Con amplio apoyo opositor, el Senado rechazó cuatro decretos delegados y un DNU de relevancia dictados por el gobierno del presidente Javier Milei, entre los que se destacan el que disuelve Vialidad Nacional y otros que modifican las estructuras del INTI e INTA.
De esta manera, esta serie de resoluciones del Poder Ejecutivo, motorizadas desde el Ministerio de Desregulación y Transformación del Estado, que lidera Federico Sturzenegger, quedaron sin efecto ya que tenían el rechazo de la Cámara de Diputados.
El debate por los decretos inició recién pasadas 12.30, más de una hora después del comienzo de la sesión, luego de una serie de cuestiones de privilegio, intentos por parte de partidos provinciales de incluir otros proyectos en el temario y la aprobación de acuerdos militares.
El decreto delegado por el cual Milei se proponía disolver Vialidad Nacional.
El texto sostenía que la estructura de no se ajustaba “a las necesidades actuales de gestión”, lo que se reflejaba en “altos costos operativos” y falta de agilidad, y mencionaba una “desproporción” entre el personal administrativo y el operativo y una mayor eficiencia en los tramos concesionados a privados.
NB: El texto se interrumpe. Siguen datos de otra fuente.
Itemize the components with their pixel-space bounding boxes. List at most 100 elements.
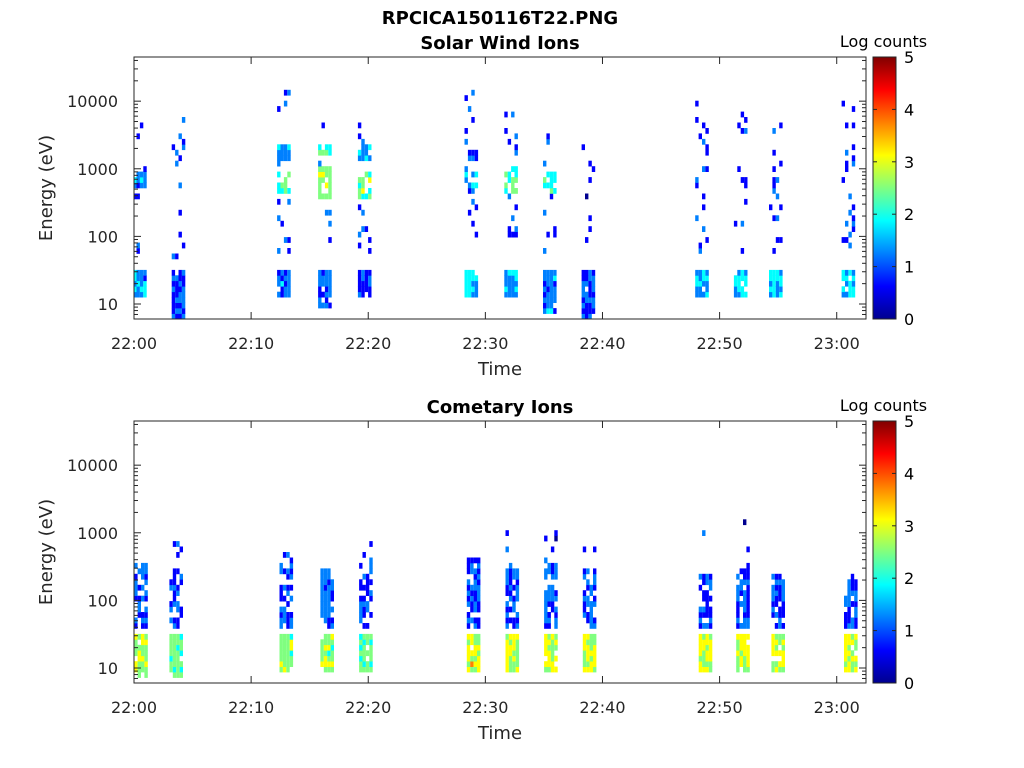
heatmap-cell <box>743 568 747 575</box>
heatmap-cell <box>845 160 849 167</box>
heatmap-cell <box>588 302 592 309</box>
heatmap-cell <box>593 617 597 624</box>
heatmap-cell <box>362 601 366 607</box>
heatmap-cell <box>781 655 785 662</box>
heatmap-cell <box>589 650 593 657</box>
heatmap-cell <box>739 590 743 596</box>
heatmap-cell <box>137 633 141 640</box>
heatmap-cell <box>771 601 775 607</box>
heatmap-cell <box>705 633 709 640</box>
heatmap-cell <box>328 188 332 194</box>
heatmap-cell <box>744 275 748 282</box>
heatmap-cell <box>702 623 706 629</box>
heatmap-cell <box>141 666 145 673</box>
heatmap-cell <box>851 291 856 298</box>
heatmap-cell <box>473 644 477 651</box>
heatmap-cell <box>136 286 140 293</box>
heatmap-cell <box>581 269 585 276</box>
heatmap-cell <box>279 655 283 662</box>
heatmap-cell <box>781 623 785 629</box>
heatmap-cell <box>289 595 294 602</box>
heatmap-cell <box>178 280 182 287</box>
heatmap-cell <box>736 644 740 651</box>
heatmap-cell <box>705 595 709 602</box>
heatmap-cell <box>330 584 334 591</box>
heatmap-cell <box>507 226 512 232</box>
heatmap-cell <box>136 275 140 282</box>
heatmap-cell <box>144 617 148 624</box>
heatmap-cell <box>277 160 281 167</box>
heatmap-cell <box>508 639 513 646</box>
heatmap-cell <box>474 149 479 156</box>
heatmap-cell <box>179 672 183 678</box>
heatmap-cell <box>771 573 775 580</box>
heatmap-cell <box>746 601 750 607</box>
heatmap-cell <box>320 584 324 591</box>
heatmap-cell <box>477 633 481 640</box>
heatmap-cell <box>844 595 848 602</box>
heatmap-cell <box>467 209 472 216</box>
heatmap-cell <box>851 204 856 211</box>
heatmap-cell <box>171 144 176 151</box>
heatmap-cell <box>137 601 141 607</box>
heatmap-cell <box>841 291 845 298</box>
heatmap-cell <box>505 601 509 607</box>
heatmap-cell <box>854 644 858 651</box>
heatmap-cell <box>549 269 554 276</box>
heatmap-cell <box>702 269 706 276</box>
heatmap-cell <box>364 269 369 276</box>
heatmap-cell <box>277 171 281 178</box>
heatmap-cell <box>365 601 370 607</box>
heatmap-cell <box>705 573 709 580</box>
heatmap-cell <box>361 155 365 162</box>
heatmap-cell <box>593 623 597 629</box>
heatmap-cell <box>514 171 518 178</box>
x-tick-label: 22:50 <box>697 334 743 353</box>
heatmap-cell <box>324 193 329 200</box>
heatmap-cell <box>277 275 281 282</box>
heatmap-cell <box>143 291 147 298</box>
heatmap-cell <box>695 215 699 222</box>
heatmap-cell <box>175 280 179 287</box>
heatmap-cell <box>705 286 709 293</box>
heatmap-cell <box>362 644 366 651</box>
heatmap-cell <box>695 286 699 293</box>
heatmap-cell <box>708 606 713 613</box>
heatmap-cell <box>736 639 740 646</box>
heatmap-cell <box>847 579 851 586</box>
heatmap-cell <box>470 601 474 607</box>
heatmap-cell <box>847 650 851 657</box>
heatmap-cell <box>181 269 186 276</box>
heatmap-cell <box>593 601 597 607</box>
heatmap-cell <box>328 280 332 287</box>
heatmap-cell <box>743 644 747 651</box>
heatmap-cell <box>543 280 547 287</box>
heatmap-cell <box>779 160 783 167</box>
heatmap-cell <box>698 269 702 276</box>
heatmap-cell <box>327 568 331 575</box>
heatmap-cell <box>743 661 747 667</box>
heatmap-cell <box>546 297 550 303</box>
heatmap-cell <box>324 209 329 216</box>
heatmap-cell <box>511 280 515 287</box>
heatmap-cell <box>327 573 331 580</box>
heatmap-cell <box>708 650 713 657</box>
heatmap-cell <box>554 535 558 542</box>
heatmap-cell <box>781 644 785 651</box>
heatmap-cell <box>318 166 322 172</box>
heatmap-cell <box>321 177 325 183</box>
heatmap-cell <box>547 590 551 596</box>
heatmap-cell <box>330 623 334 629</box>
heatmap-cell <box>175 275 179 282</box>
heatmap-cell <box>550 584 555 591</box>
heatmap-cell <box>781 601 785 607</box>
heatmap-cell <box>841 237 845 243</box>
heatmap-cell <box>280 286 284 293</box>
heatmap-cell <box>708 612 713 618</box>
heatmap-cell <box>176 633 180 640</box>
heatmap-cell <box>550 639 555 646</box>
heatmap-cell <box>554 623 558 629</box>
heatmap-cell <box>171 313 176 319</box>
heatmap-cell <box>772 166 776 172</box>
heatmap-cell <box>708 617 713 624</box>
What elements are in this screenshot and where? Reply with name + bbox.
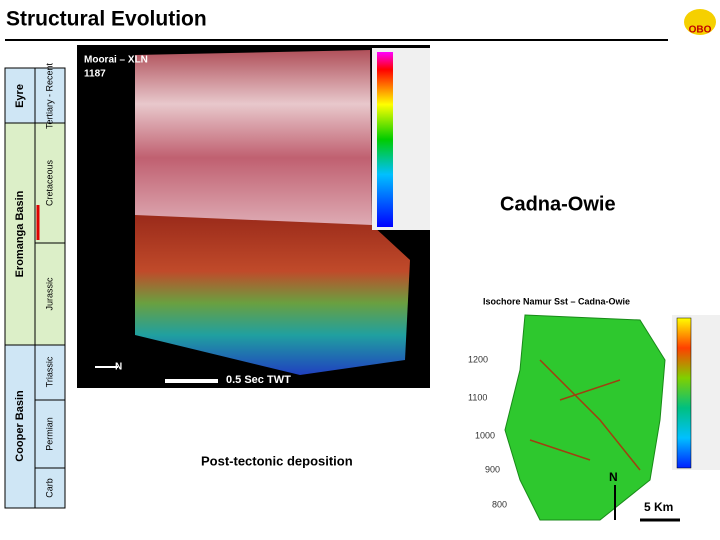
contour-label: 800: [492, 499, 507, 509]
period-label: Jurassic: [44, 277, 54, 311]
contour-label: 1000: [475, 430, 495, 440]
north-label: N: [115, 362, 122, 373]
contour-label: 1100: [468, 392, 487, 402]
map-title: Isochore Namur Sst – Cadna-Owie: [483, 296, 630, 306]
map-north: N: [609, 470, 618, 484]
basin-label: Eyre: [14, 84, 26, 108]
caption: Post-tectonic deposition: [201, 453, 353, 468]
seismic-line: Moorai – XLN: [84, 55, 148, 66]
contour-label: 1200: [468, 354, 488, 364]
period-label: Cretaceous: [44, 159, 54, 206]
isochore-map: Isochore Namur Sst – Cadna-Owie 1200 110…: [468, 296, 720, 522]
seismic-number: 1187: [84, 69, 106, 80]
basin-label: Cooper Basin: [14, 390, 26, 462]
period-label: Carb: [44, 478, 54, 498]
basin-label: Eromanga Basin: [14, 190, 26, 277]
map-scale: 5 Km: [644, 500, 673, 514]
strat-column: Eyre Eromanga Basin Cooper Basin Tertiar…: [4, 62, 66, 509]
heading: Cadna-Owie: [500, 193, 616, 215]
period-label: Permian: [44, 417, 54, 451]
period-label: Tertiary - Recent: [44, 62, 54, 129]
title: Structural Evolution: [6, 8, 207, 31]
period-label: Triassic: [44, 356, 54, 387]
scale-label: 0.5 Sec TWT: [226, 374, 291, 386]
contour-label: 900: [485, 464, 500, 474]
svg-text:OBO: OBO: [689, 25, 712, 36]
logo: OBO: [684, 9, 716, 36]
seismic-image: Moorai – XLN 1187 N 0.5 Sec TWT: [77, 45, 430, 388]
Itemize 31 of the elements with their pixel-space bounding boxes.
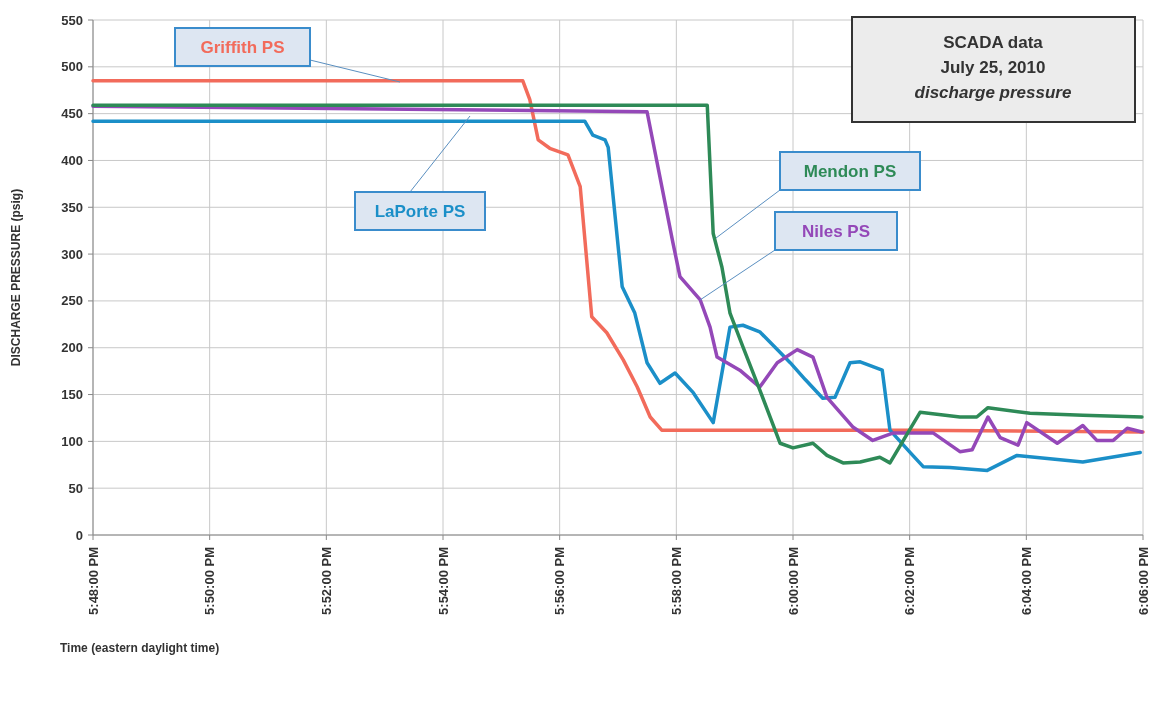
x-tick-label: 5:48:00 PM <box>85 547 101 615</box>
x-axis-title: Time (eastern daylight time) <box>60 641 220 655</box>
x-tick-label: 6:02:00 PM <box>902 547 918 615</box>
text: LaPorte PS <box>374 201 466 221</box>
x-tick-label: 6:06:00 PM <box>1135 547 1151 615</box>
y-tick-label: 450 <box>61 106 83 122</box>
x-tick-label: 6:04:00 PM <box>1018 547 1034 615</box>
series-label: Griffith PS <box>200 37 285 57</box>
y-tick-label: 550 <box>61 12 83 28</box>
y-tick-label: 200 <box>61 340 83 356</box>
y-axis-title: DISCHARGE PRESSURE (psig) <box>9 188 23 367</box>
y-tick-label: 50 <box>68 480 83 496</box>
annotation: discharge pressure <box>914 83 1072 102</box>
y-tick-label: 250 <box>61 293 83 309</box>
x-tick-label: 5:56:00 PM <box>552 547 568 615</box>
text: SCADA data <box>943 33 1044 52</box>
x-tick-label: 5:52:00 PM <box>318 547 334 615</box>
x-tick-label: 5:50:00 PM <box>202 547 218 615</box>
y-tick-label: 300 <box>61 246 83 262</box>
text: July 25, 2010 <box>940 58 1046 77</box>
y-tick-label: 0 <box>75 527 83 543</box>
y-tick-label: 400 <box>61 153 83 168</box>
y-tick-label: 350 <box>61 199 83 215</box>
y-tick-label: 500 <box>61 59 83 75</box>
text: Niles PS <box>801 221 871 241</box>
y-tick-label: 150 <box>61 387 83 403</box>
x-tick-label: 6:00:00 PM <box>785 547 801 615</box>
text: Mendon PS <box>803 161 897 181</box>
x-tick-label: 5:58:00 PM <box>668 547 684 615</box>
y-tick-label: 100 <box>61 433 83 449</box>
x-tick-label: 5:54:00 PM <box>435 547 451 615</box>
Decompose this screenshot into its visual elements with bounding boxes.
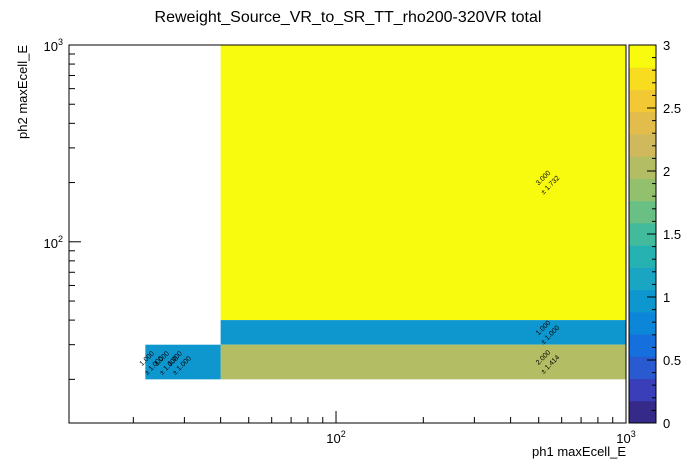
colorbar-segment bbox=[629, 156, 656, 179]
colorbar-segment bbox=[629, 400, 656, 424]
y-tick-label: 102 bbox=[44, 234, 63, 251]
colorbar-segment bbox=[629, 311, 656, 335]
x-tick-label: 103 bbox=[616, 429, 635, 446]
colorbar-tick-label: 2 bbox=[663, 164, 670, 179]
colorbar-segment bbox=[629, 378, 656, 402]
colorbar-segment bbox=[629, 200, 656, 224]
colorbar-tick-label: 0.5 bbox=[663, 353, 681, 368]
heatmap-cell bbox=[220, 320, 627, 345]
heatmap-cell bbox=[145, 344, 221, 380]
color-scale: 0 0.5 1 1.5 2 2.5 3 bbox=[628, 38, 681, 431]
colorbar-segment bbox=[629, 245, 656, 268]
heatmap-cell bbox=[220, 344, 627, 380]
y-axis-title: ph2 maxEcell_E bbox=[15, 45, 30, 139]
x-tick-label: 102 bbox=[326, 429, 345, 446]
y-axis: 102 103 bbox=[44, 37, 81, 380]
colorbar-segment bbox=[629, 289, 656, 313]
colorbar-segment bbox=[629, 334, 656, 357]
colorbar-segment bbox=[629, 133, 656, 157]
heatmap-cells bbox=[145, 45, 627, 380]
colorbar-segment bbox=[629, 267, 656, 291]
colorbar-segment bbox=[629, 178, 656, 202]
colorbar-tick-label: 2.5 bbox=[663, 101, 681, 116]
x-axis-title: ph1 maxEcell_E bbox=[532, 444, 626, 459]
colorbar-segment bbox=[629, 222, 656, 246]
colorbar-tick-label: 3 bbox=[663, 38, 670, 53]
plot-frame-outline bbox=[68, 44, 627, 424]
x-axis: 102 103 bbox=[132, 411, 636, 446]
colorbar-tick-label: 1 bbox=[663, 290, 670, 305]
heatmap-cell bbox=[220, 45, 627, 321]
colorbar-tick-label: 1.5 bbox=[663, 227, 681, 242]
colorbar-segment bbox=[629, 89, 656, 113]
colorbar-tick-label: 0 bbox=[663, 416, 670, 431]
colorbar-segment bbox=[629, 67, 656, 90]
colorbar-segment bbox=[629, 356, 656, 380]
colorbar-segment bbox=[629, 45, 656, 68]
colorbar-segment bbox=[629, 111, 656, 135]
y-tick-label: 103 bbox=[44, 37, 63, 54]
chart-title: Reweight_Source_VR_to_SR_TT_rho200-320VR… bbox=[155, 9, 542, 26]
Otra de las facultades del decreto rechazado por el Senado era que buscaba convertir a la Comisión Nacional de Regulación del Transporte, que pasaría a llamarse “Agencia de Control de Concesiones y Servicios Públicos de Transporte”, en un nuevo ente que absorbía las competencias de fiscalización de las concesiones viales que antes tenía Vialidad.
Lo mismo estaba previsto para la Junta de Seguridad en el Transporte, que cambiaría su nombre a “Agencia de Investigación de Accidentes e Incidentes de Aviación”, al limitar su competencia al transporte aéreo, y sus funciones de investigación en los modos ferroviario, automotor y marítimo pasarían a ser suprimidas o reasignadas a otros organismos.
Por su parte, con los decretos que buscaban transformar el Instituto Nacional de Tecnología Agropecuaria (INTA) y el Instituto Nacional de Tecnología Industrial (INTI), el Gobierno proponía quitarles su carácter de entes autárquicos o descentralizados para convertirlos en organismos desconcentrados y dependientes de secretarías de Estado.